News Category: Industry News
Published: 17-May-2010
Concern is mounting over the Government’s plans to hike Capital Gains Tax to the same levels as income tax – effectively, a 22% rise for many.
There are fears that there could be a fire sale among buy-to-let landlords rushing to dispose of properties before the new rate kicks in.
Caroline Kavanagh, group lettings director for Badger Holdings, parent company of Townends and Regents estate agents, said: “Have they gone mad?
“The buy-to-let market has kept many businesses going through what has been and continues to be a difficult financial climate.
“With demand already outstripping supply, the industry is in need of more investors coming to the table, not the complete opposite.”
Mike Goddard, chief executive of Belvoir, called for clarity and said landlords should adopt a wait-and-see policy.
He said: “Until we have the full details of the Government’s proposals, we will not know if there are any plans to offset an increase in CGT. There may, for example, be plans to include taper relief.”
Tax specialists Moore Blatch warned against a fire sale of properties, saying that if house prices carried on rising at the current annual rate of 7.5%, then it would pay to hang on.
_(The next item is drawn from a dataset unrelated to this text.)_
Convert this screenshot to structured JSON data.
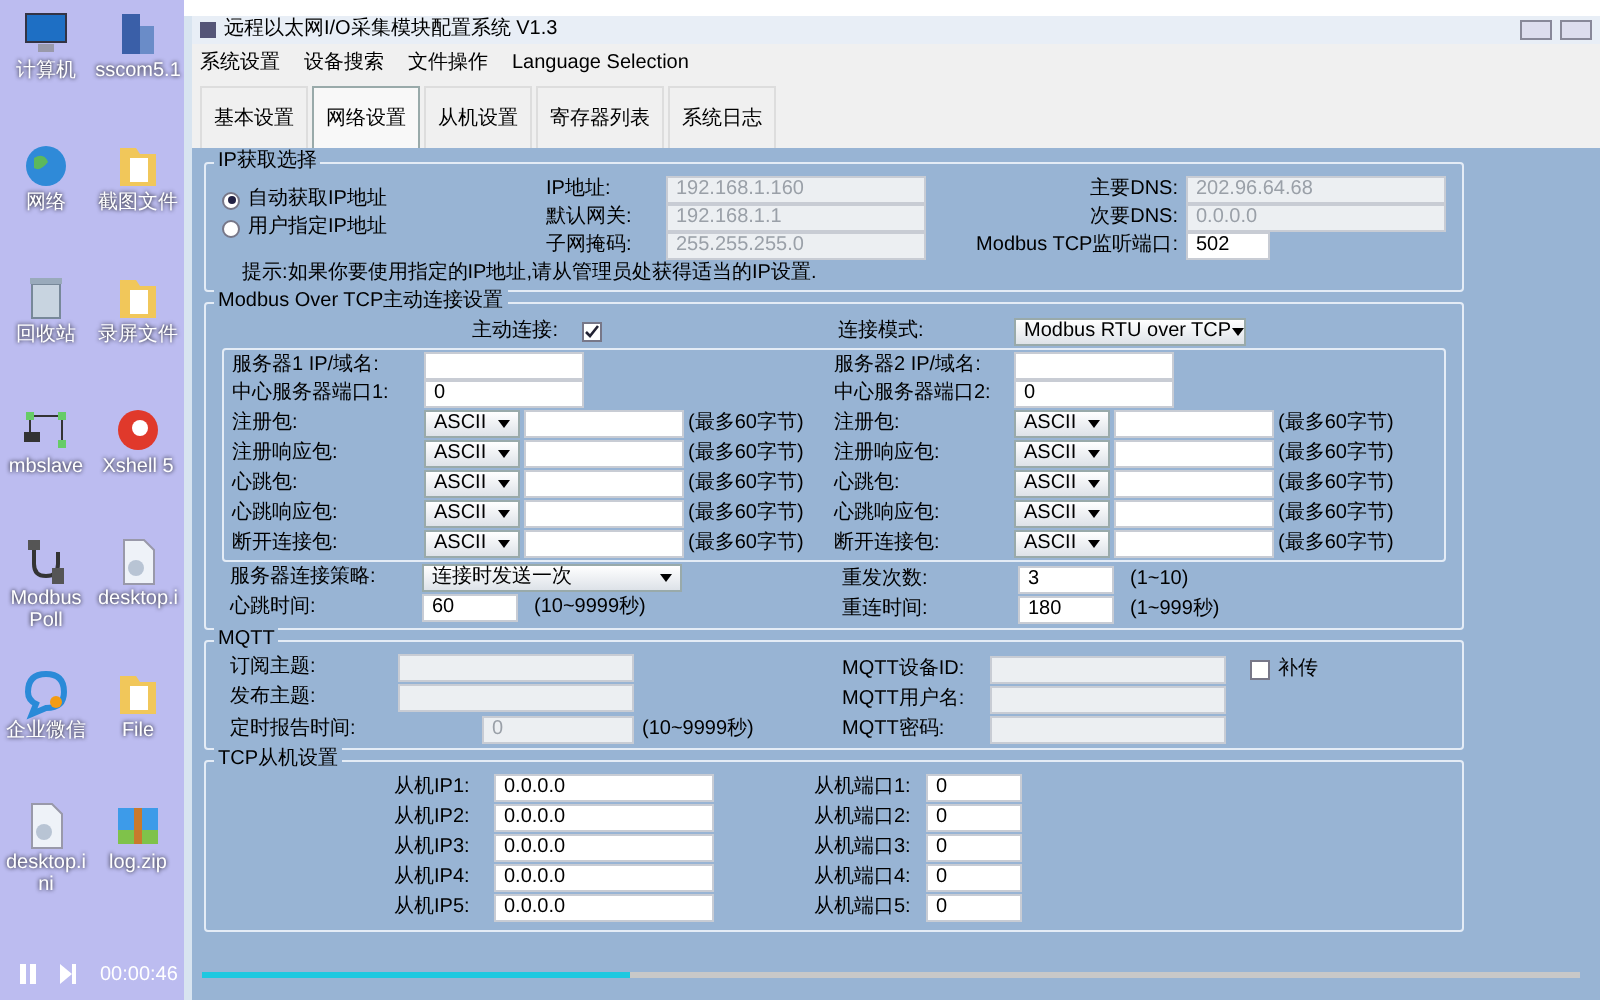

David Charlesworth, head of wealth management at the firm, said that an investor selling a £200,000 property now with a capital gain of £50,000 would be liable for £7,182 CGT at 18%. The net worth of the property would therefore be £192,818.
However, if property prices increase a further 7.5% over the next 12 months, the property would be worth £215,000 and the gain would be £65,000, meaning a tax bill of £21,960 at 40%. The net worth of the property would therefore be £193,040 – worth more to the owner than now.